Estamos viviendo un momento histórico en el que el impacto de la tecnología es infinito y obliga a las empresas más que nunca a generar una cultura de constante innovación. En su libro “La Cuarta Revolución Industrial”, Klaus Schwab afirma que este movimiento será igual de poderoso que sus tres antecesores, generando un antes y un después para la humanidad. Y, por supuesto, será necesario adecuar los modelos de negocio a este nuevo escenario.
Para 2020, el 30 por ciento de los ingresos de la industria provendrán de los nuevos modelos comerciales que hayan surgido en esta era digital. Esto obliga a empleados y empleadores a cambiar la mentalidad, actualizar las habilidades, hacer frente a la resistencia al cambio e incluso a la complejidad. La transformación tiene que comenzar en los niveles superiores y los directivos deben aprender a liderar de una manera diferente.
Hay algo seguro: los formatos tradicionales -tal como los conocimos hasta el día de hoy- no serán los que nos guíen hacia el futuro. Llegó el momento de trabajar en el desarrollo de líderes digitales, que se caractericen por su habilidad de liberar talento, fomentar la capacidad de aprendizaje y el espíritu emprendedor, a la vez que impulsen la creatividad, el trabajo en equipo y la comunicación multi direccional. Asimismo, será imperante que mantengan una postura abierta frente al cambio que les permita reinventarse cada vez que sea necesario, aun cuando esto implique asumir ciertos riesgos.
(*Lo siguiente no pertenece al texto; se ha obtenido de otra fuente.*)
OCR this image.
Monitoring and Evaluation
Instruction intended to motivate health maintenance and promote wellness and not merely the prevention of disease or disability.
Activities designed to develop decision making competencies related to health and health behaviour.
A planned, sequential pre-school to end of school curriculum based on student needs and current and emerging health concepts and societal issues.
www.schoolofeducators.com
Sumado a este escenario de cambio permanente, el Estudio Global de Operaciones Digitales 2018 de PwC identificó que sólo el 10% de las empresas a nivel mundial se pueden catalogar hoy como líderes digitales; no obstante son muchas las que están transitando el proceso y cabe destacar que el 80% de las habilidades base de liderazgo deben mantenerse. Sólo basta con actualizar las restantes para que éstos puedan desarrollar no sólo su máximo potencial, sino también el de su gente.
Los tiempos que corren se presentan cargados de desafíos, pero también de oportunidades. De la mano del talento y la dirección adecuada, esta revolución permitirá a las personas, empresas y países crecer, reinventarse y superarse, sentando de esta forma las bases del futuro.